Le centre-ville est resté très peu animé jeudi."Nous avons eu peur après tous ces tirs dans la nuit", a confié un passant sorti à la faveur d'une accalmie.
- Appels à la retenue -
La société civile et une partie de l'opposition mènent la contestation contre une candidature du président au scrutin du 26 juin qu'elles jugent inconstitutionnelle.Mais l'idée d'un troisième mandat du sortant, déjà élu en 2005 et 2010, divisait aussi déjà depuis des mois jusqu'au sein de son parti, le Cndd-FDD.
Personnalité respectée, considéré comme un homme de dialogue, le général Niyombare est d'ailleurs, comme Pierre Nkurunziza, issu de la rébellion hutu qu'était le Cndd-FDD pendant la sanglante guerre civile (1993-2006).
Après le conflit, il était devenu chef d'état-major adjoint, puis chef d'état-major de l'armée.Nommé en décembre 2014 à la tête du Service national de renseignements (SNR), il avait été limogé trois mois plus tard, après avoir déconseillé au président de briguer un troisième mandat.

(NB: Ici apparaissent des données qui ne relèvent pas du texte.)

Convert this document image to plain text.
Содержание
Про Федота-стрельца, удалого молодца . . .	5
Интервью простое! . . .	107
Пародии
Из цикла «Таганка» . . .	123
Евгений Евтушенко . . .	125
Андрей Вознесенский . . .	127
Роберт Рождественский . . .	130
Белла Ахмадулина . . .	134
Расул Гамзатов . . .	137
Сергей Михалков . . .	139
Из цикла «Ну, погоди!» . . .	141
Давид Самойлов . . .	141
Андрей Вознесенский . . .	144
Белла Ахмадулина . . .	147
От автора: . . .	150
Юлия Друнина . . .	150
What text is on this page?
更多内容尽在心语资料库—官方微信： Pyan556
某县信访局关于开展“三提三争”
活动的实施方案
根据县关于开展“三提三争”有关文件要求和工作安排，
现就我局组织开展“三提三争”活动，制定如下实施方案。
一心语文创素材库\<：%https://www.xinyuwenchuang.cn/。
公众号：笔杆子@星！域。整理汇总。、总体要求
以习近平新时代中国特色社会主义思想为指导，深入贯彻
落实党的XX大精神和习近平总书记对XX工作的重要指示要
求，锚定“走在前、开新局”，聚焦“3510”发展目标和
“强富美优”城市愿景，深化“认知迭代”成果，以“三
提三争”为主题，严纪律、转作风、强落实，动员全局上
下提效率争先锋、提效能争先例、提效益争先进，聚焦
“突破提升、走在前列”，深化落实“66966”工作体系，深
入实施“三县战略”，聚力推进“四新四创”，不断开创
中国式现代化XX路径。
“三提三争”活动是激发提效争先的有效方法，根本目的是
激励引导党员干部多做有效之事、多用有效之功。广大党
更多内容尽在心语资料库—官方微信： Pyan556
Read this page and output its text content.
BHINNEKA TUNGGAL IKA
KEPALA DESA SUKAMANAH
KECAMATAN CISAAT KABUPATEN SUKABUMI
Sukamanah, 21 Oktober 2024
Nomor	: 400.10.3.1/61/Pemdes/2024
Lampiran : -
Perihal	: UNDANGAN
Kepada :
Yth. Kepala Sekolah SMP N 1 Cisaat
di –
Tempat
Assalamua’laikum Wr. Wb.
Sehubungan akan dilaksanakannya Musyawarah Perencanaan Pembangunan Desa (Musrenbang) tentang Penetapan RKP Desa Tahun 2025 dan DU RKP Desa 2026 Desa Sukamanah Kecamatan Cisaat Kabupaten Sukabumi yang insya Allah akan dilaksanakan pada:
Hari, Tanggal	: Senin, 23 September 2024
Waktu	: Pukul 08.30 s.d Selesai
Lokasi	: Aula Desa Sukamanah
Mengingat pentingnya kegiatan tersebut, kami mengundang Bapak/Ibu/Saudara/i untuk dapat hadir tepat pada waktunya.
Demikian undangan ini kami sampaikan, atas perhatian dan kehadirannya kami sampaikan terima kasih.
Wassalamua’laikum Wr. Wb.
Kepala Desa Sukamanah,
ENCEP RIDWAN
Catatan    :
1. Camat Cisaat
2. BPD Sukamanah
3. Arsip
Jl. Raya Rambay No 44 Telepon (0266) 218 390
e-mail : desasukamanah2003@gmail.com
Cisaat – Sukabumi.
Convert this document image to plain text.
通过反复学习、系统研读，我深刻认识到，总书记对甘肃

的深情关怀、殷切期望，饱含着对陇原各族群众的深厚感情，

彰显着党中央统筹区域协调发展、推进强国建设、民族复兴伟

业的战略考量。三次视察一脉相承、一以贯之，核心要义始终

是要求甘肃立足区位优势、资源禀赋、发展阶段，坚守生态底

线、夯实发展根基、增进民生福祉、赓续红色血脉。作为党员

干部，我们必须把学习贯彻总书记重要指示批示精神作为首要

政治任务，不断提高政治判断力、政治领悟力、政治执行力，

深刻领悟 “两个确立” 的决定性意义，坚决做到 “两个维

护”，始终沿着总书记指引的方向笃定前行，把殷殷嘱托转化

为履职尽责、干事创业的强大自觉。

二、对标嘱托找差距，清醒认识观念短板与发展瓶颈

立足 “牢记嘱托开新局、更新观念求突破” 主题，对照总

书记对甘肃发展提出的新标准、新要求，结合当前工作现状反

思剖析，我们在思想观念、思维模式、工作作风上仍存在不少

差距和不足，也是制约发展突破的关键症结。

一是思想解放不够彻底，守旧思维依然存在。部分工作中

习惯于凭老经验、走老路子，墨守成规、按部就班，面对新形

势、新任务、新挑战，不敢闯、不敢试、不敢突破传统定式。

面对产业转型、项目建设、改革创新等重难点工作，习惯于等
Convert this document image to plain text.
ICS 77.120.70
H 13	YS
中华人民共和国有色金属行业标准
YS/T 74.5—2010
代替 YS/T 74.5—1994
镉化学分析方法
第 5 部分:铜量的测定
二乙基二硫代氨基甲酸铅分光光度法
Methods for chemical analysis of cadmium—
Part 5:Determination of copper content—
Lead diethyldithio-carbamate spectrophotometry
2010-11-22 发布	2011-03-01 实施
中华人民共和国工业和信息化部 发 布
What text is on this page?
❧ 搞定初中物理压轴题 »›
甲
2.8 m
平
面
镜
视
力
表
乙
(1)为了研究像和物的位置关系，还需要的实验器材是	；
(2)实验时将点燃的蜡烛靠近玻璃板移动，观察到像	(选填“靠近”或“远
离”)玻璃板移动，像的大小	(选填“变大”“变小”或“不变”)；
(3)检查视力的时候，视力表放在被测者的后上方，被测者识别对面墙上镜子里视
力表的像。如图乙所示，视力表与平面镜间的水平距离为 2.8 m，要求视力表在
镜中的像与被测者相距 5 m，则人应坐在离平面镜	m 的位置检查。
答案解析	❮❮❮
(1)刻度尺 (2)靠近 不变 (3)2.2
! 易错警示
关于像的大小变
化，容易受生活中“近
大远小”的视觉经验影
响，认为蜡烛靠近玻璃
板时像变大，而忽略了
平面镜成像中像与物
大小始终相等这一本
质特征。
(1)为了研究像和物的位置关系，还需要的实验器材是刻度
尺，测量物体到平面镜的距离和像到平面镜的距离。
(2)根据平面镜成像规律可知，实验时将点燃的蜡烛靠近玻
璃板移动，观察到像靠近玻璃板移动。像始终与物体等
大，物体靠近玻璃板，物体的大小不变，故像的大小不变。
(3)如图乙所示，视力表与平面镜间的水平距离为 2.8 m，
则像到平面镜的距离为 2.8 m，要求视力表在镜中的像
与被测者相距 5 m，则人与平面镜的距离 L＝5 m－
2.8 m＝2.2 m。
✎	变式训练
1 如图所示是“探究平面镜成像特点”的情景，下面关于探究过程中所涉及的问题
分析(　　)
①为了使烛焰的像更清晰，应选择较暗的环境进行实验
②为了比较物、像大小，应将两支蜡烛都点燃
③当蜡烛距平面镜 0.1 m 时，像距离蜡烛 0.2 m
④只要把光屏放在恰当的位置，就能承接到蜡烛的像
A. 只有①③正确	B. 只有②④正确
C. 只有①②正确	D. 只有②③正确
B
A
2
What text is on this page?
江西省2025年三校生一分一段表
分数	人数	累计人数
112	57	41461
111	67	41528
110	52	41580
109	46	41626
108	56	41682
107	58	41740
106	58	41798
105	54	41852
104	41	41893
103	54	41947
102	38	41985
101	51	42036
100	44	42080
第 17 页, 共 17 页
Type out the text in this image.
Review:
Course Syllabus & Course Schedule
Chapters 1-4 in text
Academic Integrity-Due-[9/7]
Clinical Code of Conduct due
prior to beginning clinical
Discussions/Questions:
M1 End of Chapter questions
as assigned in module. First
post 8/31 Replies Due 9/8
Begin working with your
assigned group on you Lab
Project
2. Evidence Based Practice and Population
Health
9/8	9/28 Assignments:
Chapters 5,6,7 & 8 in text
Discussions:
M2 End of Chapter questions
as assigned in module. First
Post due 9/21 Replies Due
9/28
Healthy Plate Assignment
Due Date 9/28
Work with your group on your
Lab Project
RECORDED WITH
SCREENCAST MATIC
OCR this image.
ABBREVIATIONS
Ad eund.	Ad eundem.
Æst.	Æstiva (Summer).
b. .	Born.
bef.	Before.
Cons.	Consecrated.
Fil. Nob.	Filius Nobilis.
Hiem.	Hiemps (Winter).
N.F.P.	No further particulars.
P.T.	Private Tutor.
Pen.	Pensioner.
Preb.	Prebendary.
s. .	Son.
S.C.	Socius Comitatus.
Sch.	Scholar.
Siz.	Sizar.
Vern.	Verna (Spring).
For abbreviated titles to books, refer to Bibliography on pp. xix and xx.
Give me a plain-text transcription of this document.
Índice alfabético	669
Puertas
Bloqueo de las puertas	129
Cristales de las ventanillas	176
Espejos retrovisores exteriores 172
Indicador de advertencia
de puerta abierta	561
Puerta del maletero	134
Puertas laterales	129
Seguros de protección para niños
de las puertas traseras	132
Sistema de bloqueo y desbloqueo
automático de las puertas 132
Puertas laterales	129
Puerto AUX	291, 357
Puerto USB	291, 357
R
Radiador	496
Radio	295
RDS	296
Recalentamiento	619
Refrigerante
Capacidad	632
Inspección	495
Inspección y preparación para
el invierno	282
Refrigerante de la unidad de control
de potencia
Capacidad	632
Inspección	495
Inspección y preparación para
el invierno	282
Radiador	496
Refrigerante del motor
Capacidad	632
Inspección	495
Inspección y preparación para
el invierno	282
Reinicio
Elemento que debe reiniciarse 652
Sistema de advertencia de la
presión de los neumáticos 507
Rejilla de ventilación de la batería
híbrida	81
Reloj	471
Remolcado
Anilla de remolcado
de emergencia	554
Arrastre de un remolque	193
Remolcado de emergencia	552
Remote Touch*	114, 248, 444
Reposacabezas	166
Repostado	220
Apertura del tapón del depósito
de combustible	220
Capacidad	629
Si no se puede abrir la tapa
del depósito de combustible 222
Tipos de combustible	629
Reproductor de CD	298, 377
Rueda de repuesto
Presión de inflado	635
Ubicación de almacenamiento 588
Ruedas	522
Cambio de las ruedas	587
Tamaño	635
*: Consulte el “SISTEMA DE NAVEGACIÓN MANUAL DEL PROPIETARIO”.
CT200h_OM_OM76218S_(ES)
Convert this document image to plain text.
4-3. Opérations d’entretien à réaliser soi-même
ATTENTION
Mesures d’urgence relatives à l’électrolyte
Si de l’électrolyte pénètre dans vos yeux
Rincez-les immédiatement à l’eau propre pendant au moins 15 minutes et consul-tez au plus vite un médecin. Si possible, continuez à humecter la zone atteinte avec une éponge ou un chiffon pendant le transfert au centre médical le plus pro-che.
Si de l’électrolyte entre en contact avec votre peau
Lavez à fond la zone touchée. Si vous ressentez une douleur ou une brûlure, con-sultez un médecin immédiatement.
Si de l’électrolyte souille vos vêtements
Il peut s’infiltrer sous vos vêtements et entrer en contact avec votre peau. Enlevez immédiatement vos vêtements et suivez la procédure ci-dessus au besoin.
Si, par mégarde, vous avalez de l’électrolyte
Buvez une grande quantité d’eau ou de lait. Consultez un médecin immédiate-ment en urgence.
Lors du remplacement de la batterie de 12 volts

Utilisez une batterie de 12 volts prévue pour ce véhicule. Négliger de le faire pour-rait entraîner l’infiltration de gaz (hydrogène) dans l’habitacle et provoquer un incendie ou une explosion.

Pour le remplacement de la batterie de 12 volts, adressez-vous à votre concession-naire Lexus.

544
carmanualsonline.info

Déjà inquiète des tensions qui ne cessaient de croître au Burundi, la communauté internationale a condamné la tentative de coup d'Etat et multiplié les appels à la retenue.
Les quinze membres du Conseil de sécurité de l'ONU "condamnent (..) ceux qui cherchent à s'emparer du pouvoir par des moyens illégaux" et ont appelé à des "élections crédibles".
Ils ont aussi condamné "ceux qui facilitent la violence, quelle qu'elle soit, contre les civils", ce qui peut être interprété comme une critique des partisans du président Nkurunziza.
Les Etats-Unis de leur côté le reconnaissent "comme le président légitime", a déclaré un porte-parole du département d'Etat.
Le conseil de paix et de sécurité de l'Union africaine a lui aussi condamné l'utilisation de la "force" pour prendre le pouvoir tandis que la France a appelé à la fin des violences.
La guerre civile, qui a fait quelque 300.000 morts, hante encore les esprits au Burundi et l'histoire post-coloniale de ce petit pays d'Afrique des Grands Lacs, ex-protectorat belge, a été jalonnée d'autres massacres entre Tutsi et Hutu.